Relying on listening tours and conversations with local residents, as well as input from national poverty experts such as Richard Reeves, the task force has held meetings to discuss everything from family structures and unintended pregnancy, to how businesses hire and where people live. Chetty’s research suggests that when low-income families live in mixed-income neighborhoods, the potential for upward economic mobility improves dramatically. But convincing city residents to agree and passing laws that foster such integration is tricky. While Collier hopes that pride and a desire not to be at the bottom of the pack when it comes to mobility will spur residents to action, he acknowledges the challenge in getting the necessary buy-in.

Concentrated poverty, and segregated neighborhoods and schools, have been the main points of discussion, however. According to the data from the National Equity Atlas, about 74 percent of Charlotte’s 121,260 students are students of color. More than 60 percent of Charlotte’s students attend schools where half of the children are eligible for free-or-reduced-price lunch. As we’ve noted above, the majority of black and Latino students attend these schools, while less than 23 percent of white students do. Busing students has become a predictably controversial topic of discussion, and some members of the task force found themselves surprised at the wish of some poor families for their children to remain in neighborhood schools and not be bused to higher-performing schools, a sign that real misunderstandings and a lack of awareness about the desires of Charlotte’s poorer residents run deep.

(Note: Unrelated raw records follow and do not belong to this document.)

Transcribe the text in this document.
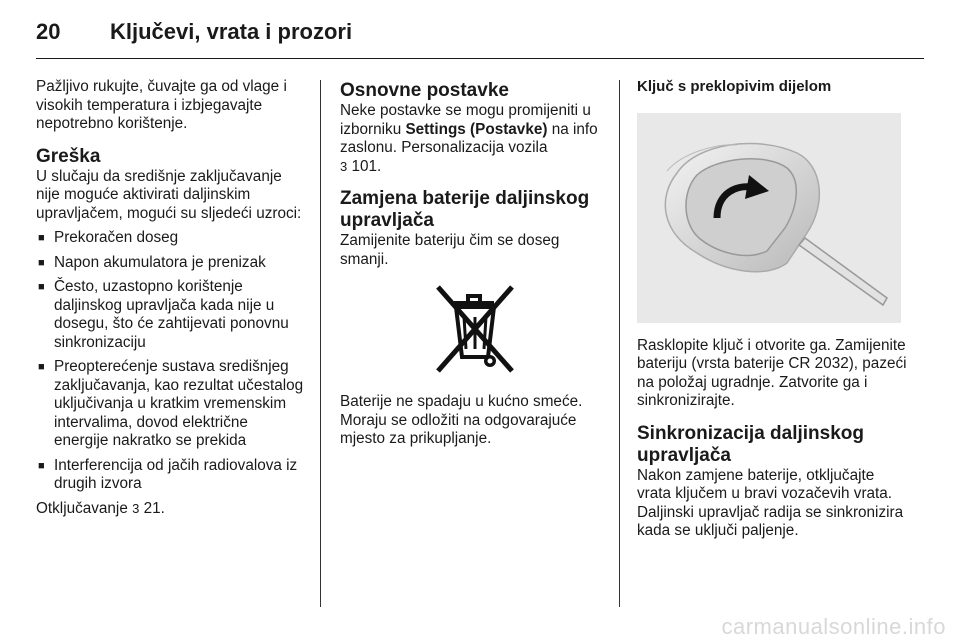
20	Ključevi, vrata i prozori

Pažljivo rukujte, čuvajte ga od vlage i visokih temperatura i izbjegavajte nepotrebno korištenje.

Greška

U slučaju da središnje zaključavanje nije moguće aktivirati daljinskim upravljačem, mogući su sljedeći uzroci:

■ Prekoračen doseg
■ Napon akumulatora je prenizak
■ Često, uzastopno korištenje daljinskog upravljača kada nije u dosegu, što će zahtijevati ponovnu sinkronizaciju
■ Preopterećenje sustava središnjeg zaključavanja, kao rezultat učestalog uključivanja u kratkim vremenskim intervalima, dovod električne energije nakratko se prekida
■ Interferencija od jačih radiovalova iz drugih izvora

Otključavanje 3 21.

Osnovne postavke

Neke postavke se mogu promijeniti u izborniku Settings (Postavke) na info zaslonu. Personalizacija vozila
3 101.

Zamjena baterije daljinskog upravljača

Zamijenite bateriju čim se doseg smanji.

Baterije ne spadaju u kućno smeće. Moraju se odložiti na odgovarajuće mjesto za prikupljanje.

Ključ s preklopivim dijelom

Rasklopite ključ i otvorite ga. Zamijenite bateriju (vrsta baterije CR 2032), pazeći na položaj ugradnje. Zatvorite ga i sinkronizirajte.

Sinkronizacija daljinskog upravljača

Nakon zamjene baterije, otključajte vrata ključem u bravi vozačevih vrata. Daljinski upravljač radija se sinkronizira kada se uključi paljenje.

carmanualsonline.info
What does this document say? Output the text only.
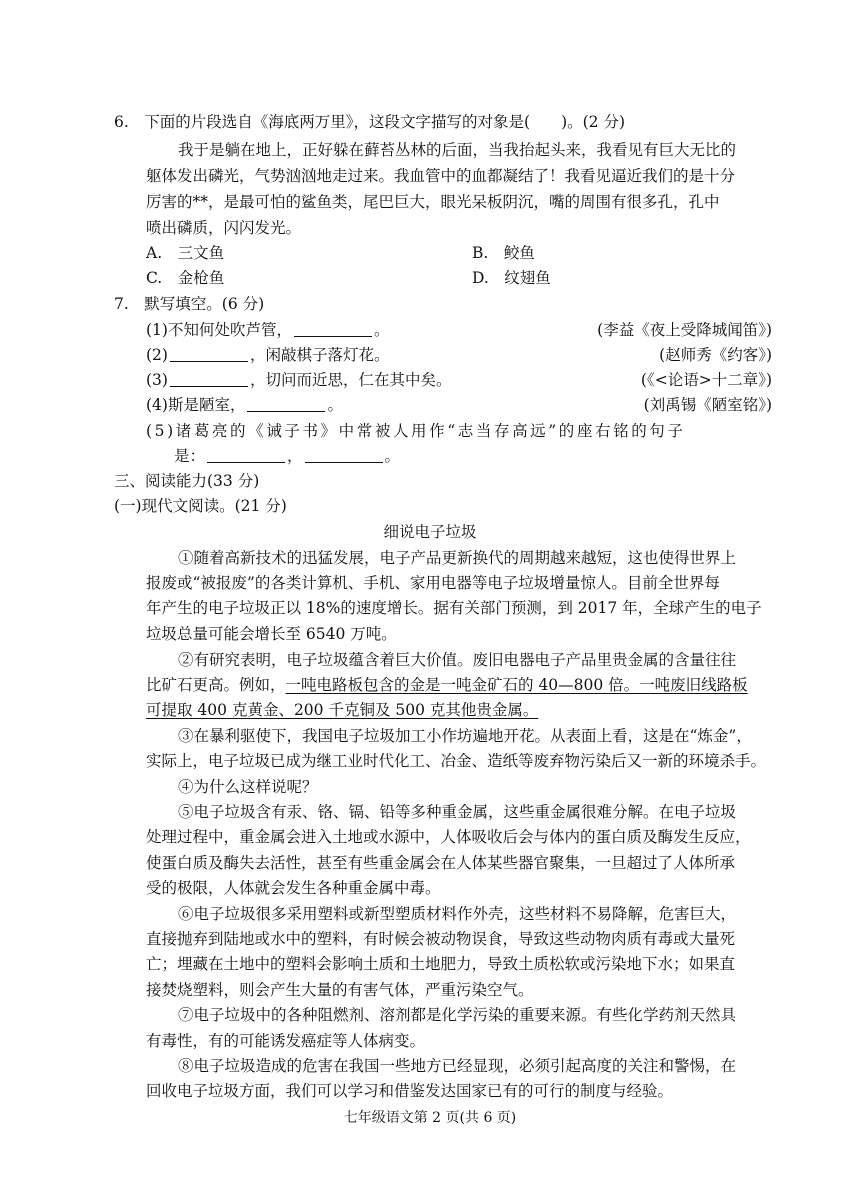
6.　下面的片段选自《海底两万里》，这段文字描写的对象是(　　)。(2 分)
我于是躺在地上，正好躲在藓苔丛林的后面，当我抬起头来，我看见有巨大无比的
躯体发出磷光，气势汹汹地走过来。我血管中的血都凝结了！我看见逼近我们的是十分
厉害的**，是最可怕的鲨鱼类，尾巴巨大，眼光呆板阴沉，嘴的周围有很多孔，孔中
喷出磷质，闪闪发光。
A.　三文鱼	B.　鲛鱼
C.　金枪鱼	D.　纹翅鱼
7.　默写填空。(6 分)
(1)不知何处吹芦管，	。	(李益《夜上受降城闻笛》)
(2)	，闲敲棋子落灯花。	(赵师秀《约客》)
(3)	，切问而近思，仁在其中矣。	(《<论语>十二章》)
(4)斯是陋室，	。	(刘禹锡《陋室铭》)
(5)诸葛亮的《诫子书》中常被人用作“志当存高远”的座右铭的句子
是：	，	。
三、阅读能力(33 分)
(一)现代文阅读。(21 分)
细说电子垃圾
①随着高新技术的迅猛发展，电子产品更新换代的周期越来越短，这也使得世界上
报废或“被报废”的各类计算机、手机、家用电器等电子垃圾增量惊人。目前全世界每
年产生的电子垃圾正以 18%的速度增长。据有关部门预测，到 2017 年，全球产生的电子
垃圾总量可能会增长至 6540 万吨。
②有研究表明，电子垃圾蕴含着巨大价值。废旧电器电子产品里贵金属的含量往往
比矿石更高。例如，一吨电路板包含的金是一吨金矿石的 40—800 倍。一吨废旧线路板
可提取 400 克黄金、200 千克铜及 500 克其他贵金属。
③在暴利驱使下，我国电子垃圾加工小作坊遍地开花。从表面上看，这是在“炼金”，
实际上，电子垃圾已成为继工业时代化工、冶金、造纸等废弃物污染后又一新的环境杀手。
④为什么这样说呢？
⑤电子垃圾含有汞、铬、镉、铅等多种重金属，这些重金属很难分解。在电子垃圾
处理过程中，重金属会进入土地或水源中，人体吸收后会与体内的蛋白质及酶发生反应，
使蛋白质及酶失去活性，甚至有些重金属会在人体某些器官聚集，一旦超过了人体所承
受的极限，人体就会发生各种重金属中毒。
⑥电子垃圾很多采用塑料或新型塑质材料作外壳，这些材料不易降解，危害巨大，
直接抛弃到陆地或水中的塑料，有时候会被动物误食，导致这些动物肉质有毒或大量死
亡；埋藏在土地中的塑料会影响土质和土地肥力，导致土质松软或污染地下水；如果直
接焚烧塑料，则会产生大量的有害气体，严重污染空气。
⑦电子垃圾中的各种阻燃剂、溶剂都是化学污染的重要来源。有些化学药剂天然具
有毒性，有的可能诱发癌症等人体病变。
⑧电子垃圾造成的危害在我国一些地方已经显现，必须引起高度的关注和警惕，在
回收电子垃圾方面，我们可以学习和借鉴发达国家已有的可行的制度与经验。
七年级语文第 2 页(共 6 页)
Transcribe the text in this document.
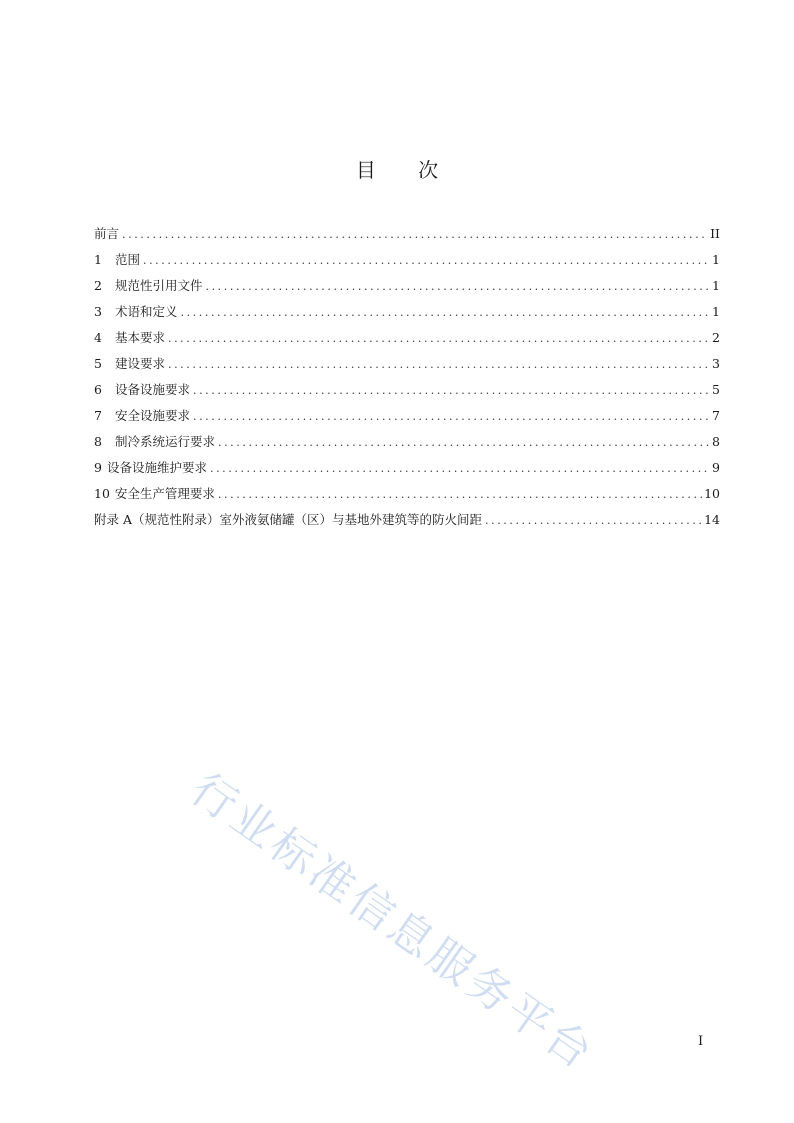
目 次
前言 .....	II
1 范围 .....	1
2 规范性引用文件 .....	1
3 术语和定义 .....	1
4 基本要求 .....	2
5 建设要求 .....	3
6 设备设施要求 .....	5
7 安全设施要求 .....	7
8 制冷系统运行要求 .....	8
9 设备设施维护要求 .....	9
10 安全生产管理要求 .....	10
附录 A（规范性附录）室外液氨储罐（区）与基地外建筑等的防火间距 .....	14
行业标准信息服务平台	I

A school-board plan under consideration would reassign some students to different schools in an attempt to reduce segregation and the effects of concentrated poverty. It could also complicate the task force’s efforts to tackle the lack of social mobility in a cohesive, collaborative way. The plan has drawn threats from several local towns to pull out of the school district, which currently encompasses the whole county, and the superintendent, already an interim placement, is scheduled to retire this year, which means the task force will need to work with new leadership.

While it’s too early to say what the task force will recommend precisely, Collier expects that a focus on early childhood and incentives to create more integrated communities will be key. A number of young people have told the task force they want mentors who can guide them through the college-application process. Of course there is broad consensus around the idea that kids in the poor parts of Charlotte should have the same access to good teachers, parks, after-school activities, crime-free neighborhoods, grocery stores, and job opportunities as kids in the wealthier parts of the city. But agreeing on specific policies and funding streams is a challenge, particularly in an area where both liberal and conservative ideologies have real strongholds.

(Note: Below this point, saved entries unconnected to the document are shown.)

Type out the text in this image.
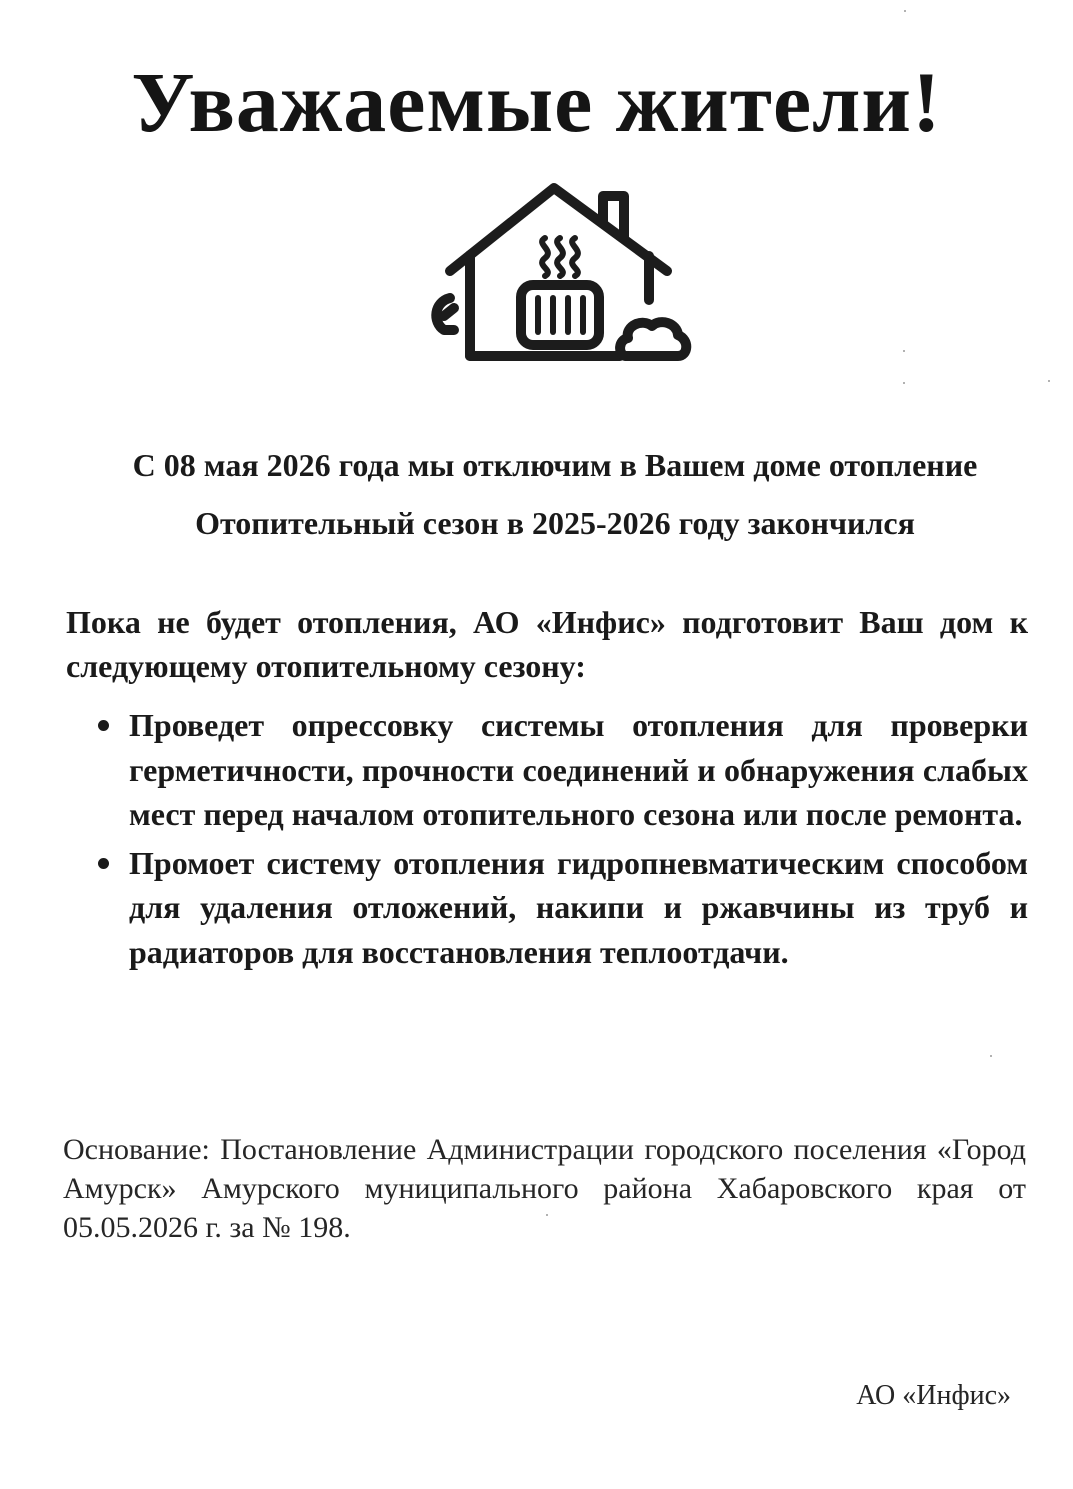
Уважаемые жители!
С 08 мая 2026 года мы отключим в Вашем доме отопление
Отопительный сезон в 2025-2026 году закончился
Пока не будет отопления, АО «Инфис» подготовит Ваш дом к следующему отопительному сезону:
Проведет опрессовку системы отопления для проверки герметичности, прочности соединений и обнаружения слабых мест перед началом отопительного сезона или после ремонта.
Промоет систему отопления гидропневматическим способом для удаления отложений, накипи и ржавчины из труб и радиаторов для восстановления теплоотдачи.
Основание: Постановление Администрации городского поселения «Город Амурск» Амурского муниципального района Хабаровского края от 05.05.2026 г. за № 198.
АО «Инфис»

“What we're trying to figure out is, how do you navigate that Venn diagram of credibility and feasibility,” Collier said. “Personally, I would feel the effort would be a failure if we come out with a big bold goal and vision, and it lacks a clear pathway to being implemented. That's always tough, because there are those who really do want you to never sacrifice or never bend on certain principles.” The ultimate goal will be to improve over the next 20 to 30 years the ability for poor children to rise to and remain in the middle- and upper-income segments of the city. No one on the task force is under the illusion change will happen overnight.